GW: Step 1: Take your shoes and belt off and put them in a bin. Step 2: Take off your jacket and glasses or sunglasses and put them in a bin. Step 3: Pull your laptop out of its case and place it in a bin. Step 4: Empty your pockets and put the items in your travel bag; then place that bag on the conveyor belt. Women can put these items in their carry-on or in their purse. Step 5 (for women): Send your purse through. Last step for everyone: Go through the scanner yourself and start reclaiming your stuff, starting with your purse or wallet.

I am always surprised to see people at the gate trying to board a plane wearing a giant sombrero with “Jeff” embroidered across it, carrying three newspapers and toting a laptop, and yet they’re unable to locate their ID! Under no circumstances can you fly without a photo ID, unless you are under 15 years old (which of course makes zero sense because you can’t prove that without any identification).

LS: Have you got any advice on liquids? Do they have to come out of your carry-on and go in a bin?

GW: If you have to travel with liquids, take transparent, quart-size bags with you. Make sure your liquids are in 3-ounce quantities or less. It’s best to pack the stuff in the quart-size bag and then just pull the bag out and place it in the bin as you go through security. Of course, liquids are not a problem if you check your luggage. Oddly enough, the luggage you check is only randomly inspected, but your carry-on luggage is always checked. Inspected or not, it is perfectly OK to take 10 quarts of vintage wolf milk in your checked bag, but 4 ounces of holy water in a carry-on is viewed as a mortal sin. However, with a doctor’s note, you can take liquids over 3 ounces. I can tell you from experience that nothing humbles a jet-setting businessman like showing his doctor’s note to a 23-year-old woman with a badge.

LS: Some TSA officers lighten the mood and some almost seem sour. Does it help to engage them in conversation, or is that just asking to be singled out for the patdown?

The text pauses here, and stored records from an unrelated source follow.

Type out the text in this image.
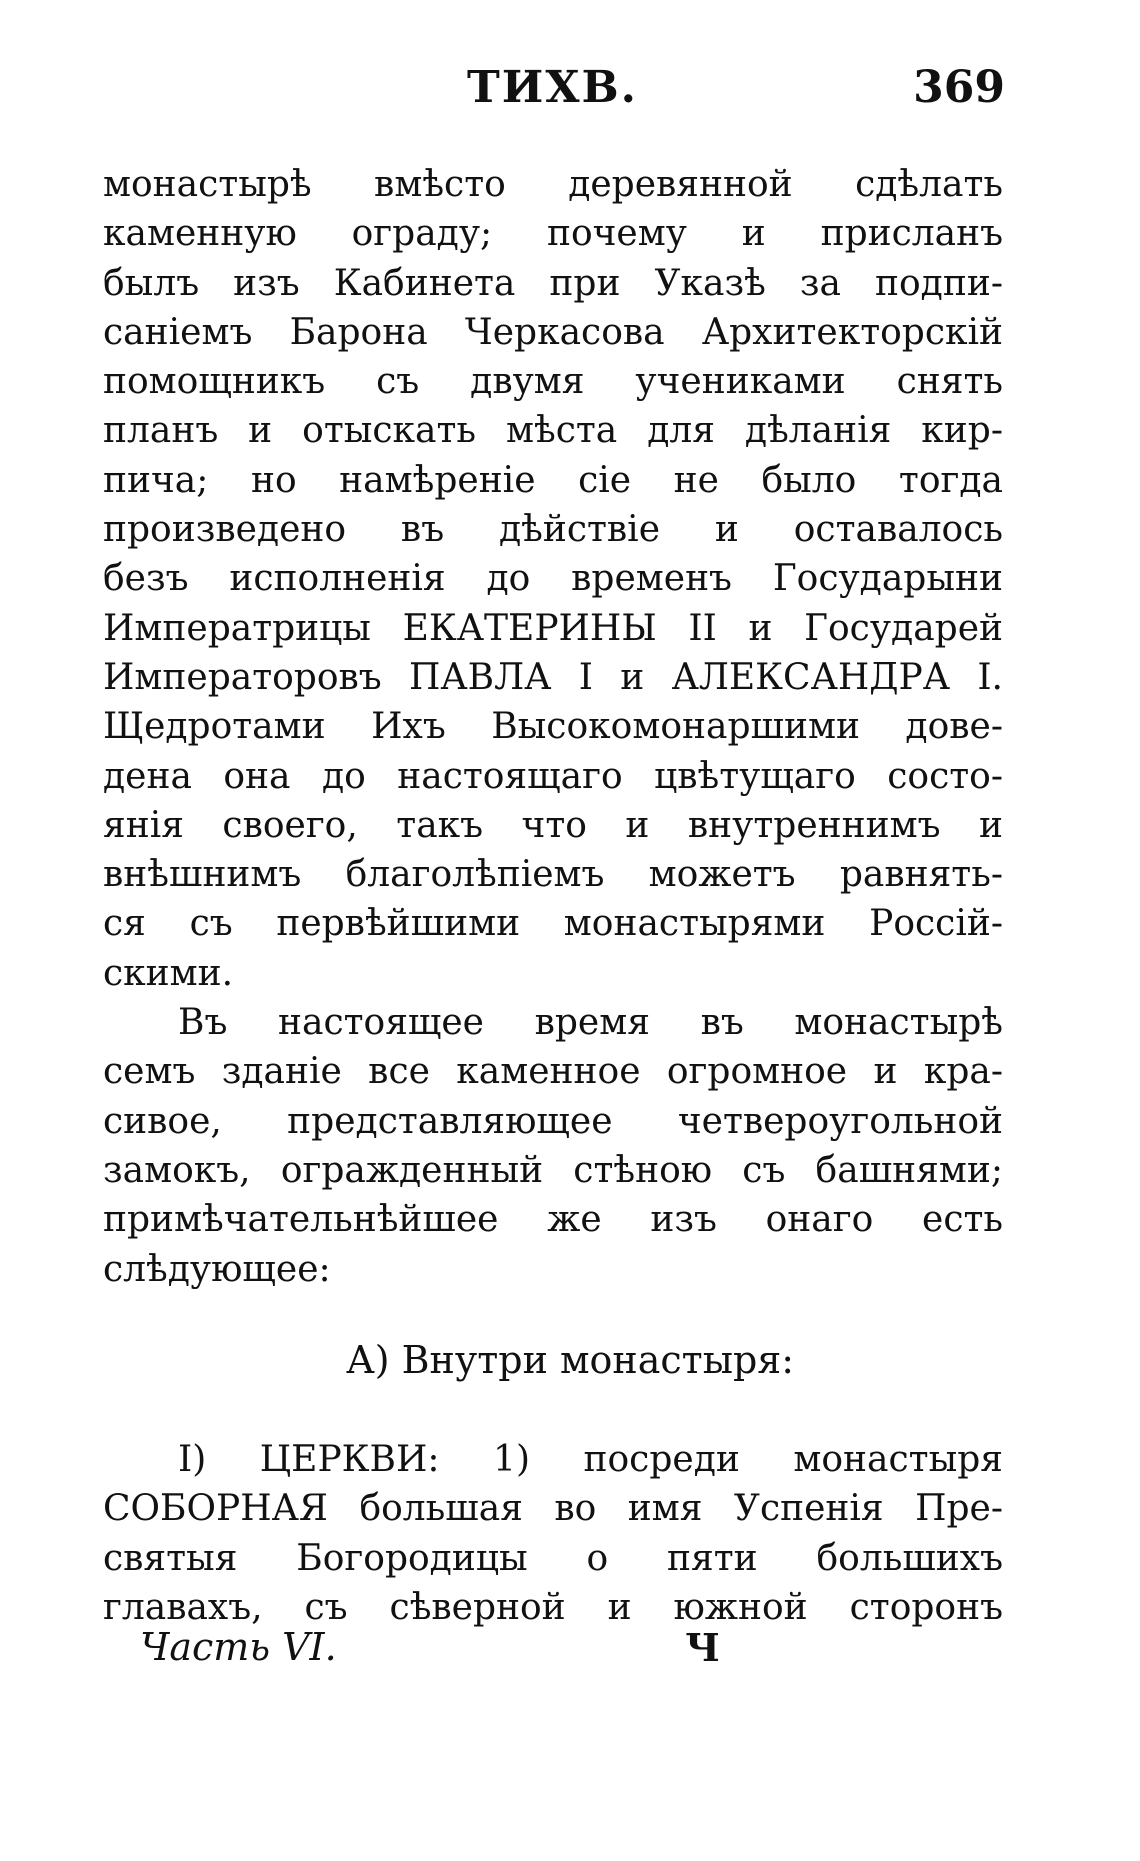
ТИХВ.	369
монастырѣ вмѣсто деревянной сдѣлать
каменную ограду; почему и присланъ
былъ изъ Кабинета при Указѣ за подпи-
саніемъ Барона Черкасова Архитекторскій
помощникъ съ двумя учениками снять
планъ и отыскать мѣста для дѣланія кир-
пича; но намѣреніе сіе не было тогда
произведено въ дѣйствіе и оставалось
безъ исполненія до временъ Государыни
Императрицы ЕКАТЕРИНЫ II и Государей
Императоровъ ПАВЛА I и АЛЕКСАНДРА I.
Щедротами Ихъ Высокомонаршими дове-
дена она до настоящаго цвѣтущаго состо-
янія своего, такъ что и внутреннимъ и
внѣшнимъ благолѣпіемъ можетъ равнять-
ся съ первѣйшими монастырями Россій-
скими.
Въ настоящее время въ монастырѣ
семъ зданіе все каменное огромное и кра-
сивое, представляющее четвероугольной
замокъ, огражденный стѣною съ башнями;
примѣчательнѣйшее же изъ онаго есть
слѣдующее:
А) Внутри монастыря:
I) ЦЕРКВИ: 1) посреди монастыря
СОБОРНАЯ большая во имя Успенія Пре-
святыя Богородицы о пяти большихъ
главахъ, съ сѣверной и южной сторонъ
Часть VI.	Ч
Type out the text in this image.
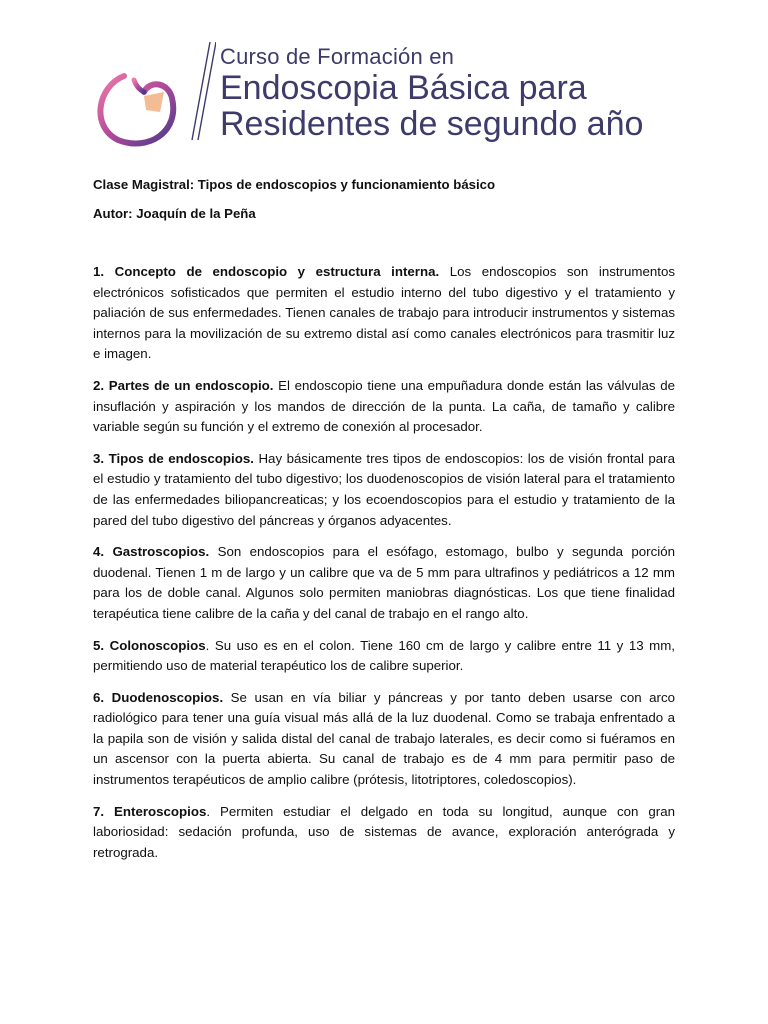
Curso de Formación en
Endoscopia Básica para
Residentes de segundo año
Clase Magistral: Tipos de endoscopios y funcionamiento básico
Autor: Joaquín de la Peña

1. Concepto de endoscopio y estructura interna. Los endoscopios son instrumentos electrónicos sofisticados que permiten el estudio interno del tubo digestivo y el tratamiento y paliación de sus enfermedades. Tienen canales de trabajo para introducir instrumentos y sistemas internos para la movilización de su extremo distal así como canales electrónicos para trasmitir luz e imagen.

2. Partes de un endoscopio. El endoscopio tiene una empuñadura donde están las válvulas de insuflación y aspiración y los mandos de dirección de la punta. La caña, de tamaño y calibre variable según su función y el extremo de conexión al procesador.

3. Tipos de endoscopios. Hay básicamente tres tipos de endoscopios: los de visión frontal para el estudio y tratamiento del tubo digestivo; los duodenoscopios de visión lateral para el tratamiento de las enfermedades biliopancreaticas; y los ecoendoscopios para el estudio y tratamiento de la pared del tubo digestivo del páncreas y órganos adyacentes.

4. Gastroscopios. Son endoscopios para el esófago, estomago, bulbo y segunda porción duodenal. Tienen 1 m de largo y un calibre que va de 5 mm para ultrafinos y pediátricos a 12 mm para los de doble canal. Algunos solo permiten maniobras diagnósticas. Los que tiene finalidad terapéutica tiene calibre de la caña y del canal de trabajo en el rango alto.

5. Colonoscopios. Su uso es en el colon. Tiene 160 cm de largo y calibre entre 11 y 13 mm, permitiendo uso de material terapéutico los de calibre superior.

6. Duodenoscopios. Se usan en vía biliar y páncreas y por tanto deben usarse con arco radiológico para tener una guía visual más allá de la luz duodenal. Como se trabaja enfrentado a la papila son de visión y salida distal del canal de trabajo laterales, es decir como si fuéramos en un ascensor con la puerta abierta. Su canal de trabajo es de 4 mm para permitir paso de instrumentos terapéuticos de amplio calibre (prótesis, litotriptores, coledoscopios).

7. Enteroscopios. Permiten estudiar el delgado en toda su longitud, aunque con gran laboriosidad: sedación profunda, uso de sistemas de avance, exploración anterógrada y retrograda.
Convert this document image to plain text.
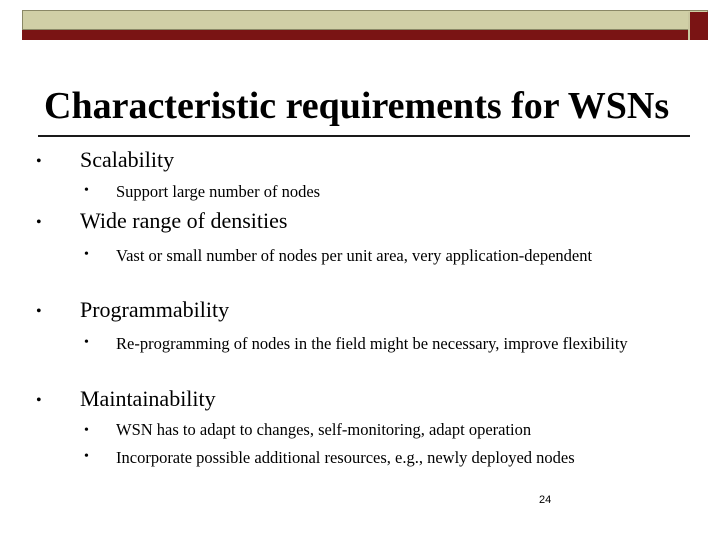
Characteristic requirements for WSNs
• Scalability
• Support large number of nodes
• Wide range of densities
• Vast or small number of nodes per unit area, very application-dependent
• Programmability
• Re-programming of nodes in the field might be necessary, improve flexibility
• Maintainability
• WSN has to adapt to changes, self-monitoring, adapt operation
• Incorporate possible additional resources, e.g., newly deployed nodes
24
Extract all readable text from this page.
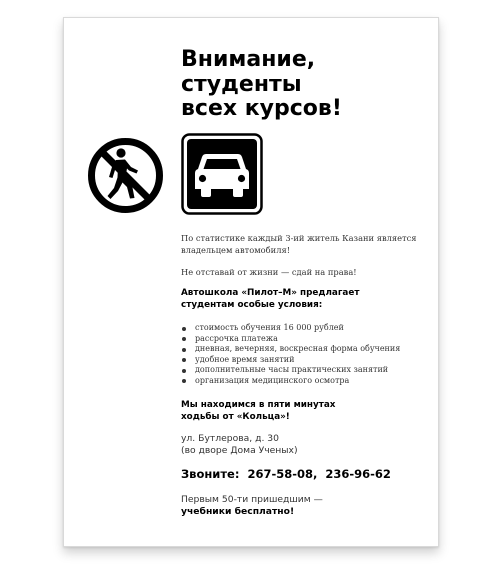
Внимание,
студенты
всех курсов!
По статистике каждый 3-ий житель Казани является владельцем автомобиля!
Не отставай от жизни — сдай на права!
Автошкола «Пилот–М» предлагает
студентам особые условия:
стоимость обучения 16 000 рублей
рассрочка платежа
дневная, вечерняя, воскресная форма обучения
удобное время занятий
дополнительные часы практических занятий
организация медицинского осмотра
Мы находимся в пяти минутах
ходьбы от «Кольца»!
ул. Бутлерова, д. 30
(во дворе Дома Ученых)
Звоните: 267-58-08,  236-96-62
Первым 50-ти пришедшим —
учебники бесплатно!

GW: Lower your expectations of how security people conduct themselves. Their job is not to entertain us or make our travel go smoothly. Their job is to catch people going through security who are breaking the rules. Make sure you do things right. They have a lot of people walking through metal detectors wearing heavy chain links and a whole bunch of metal and with pockets full of change. That’s why these officers act the way they do and say the things they say. After a while I’m sure it gets old when the 3,000th person asks, “Will this x-ray machine erase all the data on my laptop?”

Don’t expect them to be great or polite, but don’t be surprised if they are. They might be very polite. I have noticed that the smaller the city, the weirder the security. You’ll notice in a really small city they might have more people manning the security gate than travelers going through the gate. They’ll also have outdated ideas; they’ll be behind the times and might not be up on the latest rules.

As for lightening the mood by engaging the TSA officers, I don’t see anything wrong with it as long as you do not get in the way of their job. Just steer clear of any mention of “bomb” in your conversation – even jokingly – or you may find yourself detained for an undetermined amount if time (not to mention you could be the lucky recipient of a $50,000 fine). Be very careful; jokes about terrorism or explosives could make your trip short and your stay long.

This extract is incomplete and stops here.